Crowdfunding program makes Impact

Mark Feuerborn

With hopes of spurring community involvement in various student and faculty projects on Washburn University and Washburn Tech’s campuses, the Washburn University Foundation has recently created a new crowdfunding platform; Impact.

In a press release on Jan. 31, Marshall Meek, executive director of major and planned giving at the Washburn University Foundation, highlighted his hopes for the new crowdfunding platform.

“This is a perfect opportunity for the Foundation to partner with faculty and staff to fund projects that will broaden a student’s learning experience, projects that otherwise wouldn’t be possible because of budget restraints,” Meeks said. “This helps us connect donors to projects they care about, and they can see the direct difference they are making for our students.”

In the press release, JuliAnn Mazachek, vice president for academic affairs at Washburn, echoed this sentiment.

“These projects reinforce our faculty and staff’s commitment to providing all Washburn students an exceptional education,” Mazachek said.

Sarah Towle, assistant director of communication for the University Foundation, spoke on how Impact was conceived.

“Crowdfunding has been around for a few years now, [with sites like] GoFundMe, Kickstarter, huge successes,” Towle said. “Part of the downside of them is that they might take some money out of funds [donated]. We’ve seen some other universities do crowdfunding sites, so we decided to look into the idea as well. It is our own platform. We want to cultivate that donor and tell them what their gift is used for.”

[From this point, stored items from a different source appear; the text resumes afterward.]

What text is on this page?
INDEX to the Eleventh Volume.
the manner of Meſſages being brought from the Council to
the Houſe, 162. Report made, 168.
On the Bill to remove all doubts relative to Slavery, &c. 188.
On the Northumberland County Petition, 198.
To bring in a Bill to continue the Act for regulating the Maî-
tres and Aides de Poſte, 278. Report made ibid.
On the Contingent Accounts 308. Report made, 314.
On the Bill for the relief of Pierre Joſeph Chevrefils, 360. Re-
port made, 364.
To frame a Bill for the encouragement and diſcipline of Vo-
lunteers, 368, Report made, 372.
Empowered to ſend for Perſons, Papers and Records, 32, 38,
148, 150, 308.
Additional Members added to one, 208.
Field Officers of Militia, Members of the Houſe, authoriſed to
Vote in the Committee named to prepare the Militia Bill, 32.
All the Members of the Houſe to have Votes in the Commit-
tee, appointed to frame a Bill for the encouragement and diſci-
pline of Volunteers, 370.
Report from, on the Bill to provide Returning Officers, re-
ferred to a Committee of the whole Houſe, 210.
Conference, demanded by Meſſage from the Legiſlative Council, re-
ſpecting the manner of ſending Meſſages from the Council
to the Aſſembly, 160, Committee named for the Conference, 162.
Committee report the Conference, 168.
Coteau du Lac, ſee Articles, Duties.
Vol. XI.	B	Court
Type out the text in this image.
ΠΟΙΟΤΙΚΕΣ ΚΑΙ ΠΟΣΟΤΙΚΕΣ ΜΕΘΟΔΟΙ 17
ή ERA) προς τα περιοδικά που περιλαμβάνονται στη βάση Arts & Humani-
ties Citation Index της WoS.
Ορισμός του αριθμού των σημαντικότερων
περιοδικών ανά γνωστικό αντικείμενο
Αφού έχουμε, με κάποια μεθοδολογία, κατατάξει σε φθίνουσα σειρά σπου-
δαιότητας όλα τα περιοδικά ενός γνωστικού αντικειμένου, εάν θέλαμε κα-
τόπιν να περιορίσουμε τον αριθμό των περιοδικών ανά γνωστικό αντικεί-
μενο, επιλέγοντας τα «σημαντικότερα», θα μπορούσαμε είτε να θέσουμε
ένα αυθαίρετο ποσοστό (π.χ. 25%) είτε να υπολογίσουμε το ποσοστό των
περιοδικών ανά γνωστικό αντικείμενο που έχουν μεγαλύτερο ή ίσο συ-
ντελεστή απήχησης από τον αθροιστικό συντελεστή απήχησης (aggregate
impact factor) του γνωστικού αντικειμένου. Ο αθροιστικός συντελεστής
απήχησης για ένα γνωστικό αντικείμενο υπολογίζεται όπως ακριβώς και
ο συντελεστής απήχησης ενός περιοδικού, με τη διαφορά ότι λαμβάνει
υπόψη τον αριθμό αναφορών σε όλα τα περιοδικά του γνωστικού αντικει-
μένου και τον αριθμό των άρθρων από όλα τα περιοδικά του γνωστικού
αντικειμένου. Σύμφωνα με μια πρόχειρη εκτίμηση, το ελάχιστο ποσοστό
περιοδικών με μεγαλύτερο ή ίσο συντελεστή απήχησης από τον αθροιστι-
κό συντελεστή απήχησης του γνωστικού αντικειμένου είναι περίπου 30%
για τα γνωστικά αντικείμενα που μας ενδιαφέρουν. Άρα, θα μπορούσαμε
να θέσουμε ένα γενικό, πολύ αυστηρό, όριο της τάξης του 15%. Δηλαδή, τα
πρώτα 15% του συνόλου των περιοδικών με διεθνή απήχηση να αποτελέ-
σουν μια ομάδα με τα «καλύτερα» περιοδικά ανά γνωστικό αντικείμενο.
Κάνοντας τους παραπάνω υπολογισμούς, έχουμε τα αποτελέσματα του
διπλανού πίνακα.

Looking at the Impact website, there are currently six projects available to donate to, including a professional recording at a studio for Washburn’s Jazz Orchestra and funding for Washburn Tech students to travel to the National SkillsUSA competition. Towle commented on the Jazz Orchestra Recording project.

“We have a lot of people that are friends of the music program that have given to the Jazz Orchestra Recording,” Towle said. “That’s because they’ve given in the past, they’ve seen what those gifts have done, and so now they’re able to give to a specific project. It also is able to connect the donor on a deeper level with what they’re giving their money to.”

For each of the projects’ pages, Impact features a video to discuss the project and its goals, a tab for updates on the project based on its financial milestones and a donor wall to see who has contributed to each project. Towle also pointed out that the Washburn University Foundation is a 501(c)(3) organization, which means, unlike on crowdfunding sites like Kickstarter, donations to the Impact program are tax deductible for the donor.

Chase Sachs, a Washburn University alumni, said he was especially happy to see an option that would fund equipment for archaeological excavation and forensic anthropology.

“Since I have left Washburn to pursue Near Eastern Archaeology, I have often thought how unfortunate it is that a person often has to give up on their interests simply because of where they were born and raised,” Sachs said. “Archaeology is one of those fields where if you are not born and raised in a major city, then you do not have the resources to pursue your academic interests, so it is encouraging to see Washburn addressing that issue.”

Sachs said he was excited to see a project, “Digital Storytelling,” hosted by a professor he knew from his time at Washburn.

“I know Dr. Wynn and am thrilled to see her hard work on this project,” Sachs said. “In today’s time it is imperative that historians take advantage of the digital technologies available to them just as they did with the innovation of the printing press. [It is] exciting to see Washburn professors like Dr. Wynn anticipate and actively participate in the future of the discipline of history.”

Towle explained that Impact is focusing on the six current projects open to donations for now, but that students and faculty could come forward with new projects in the future.

“We’re looking for projects that have the most impact on students,” Towle said. “We want to see what everyone has to say, but you can always submit a proposal.”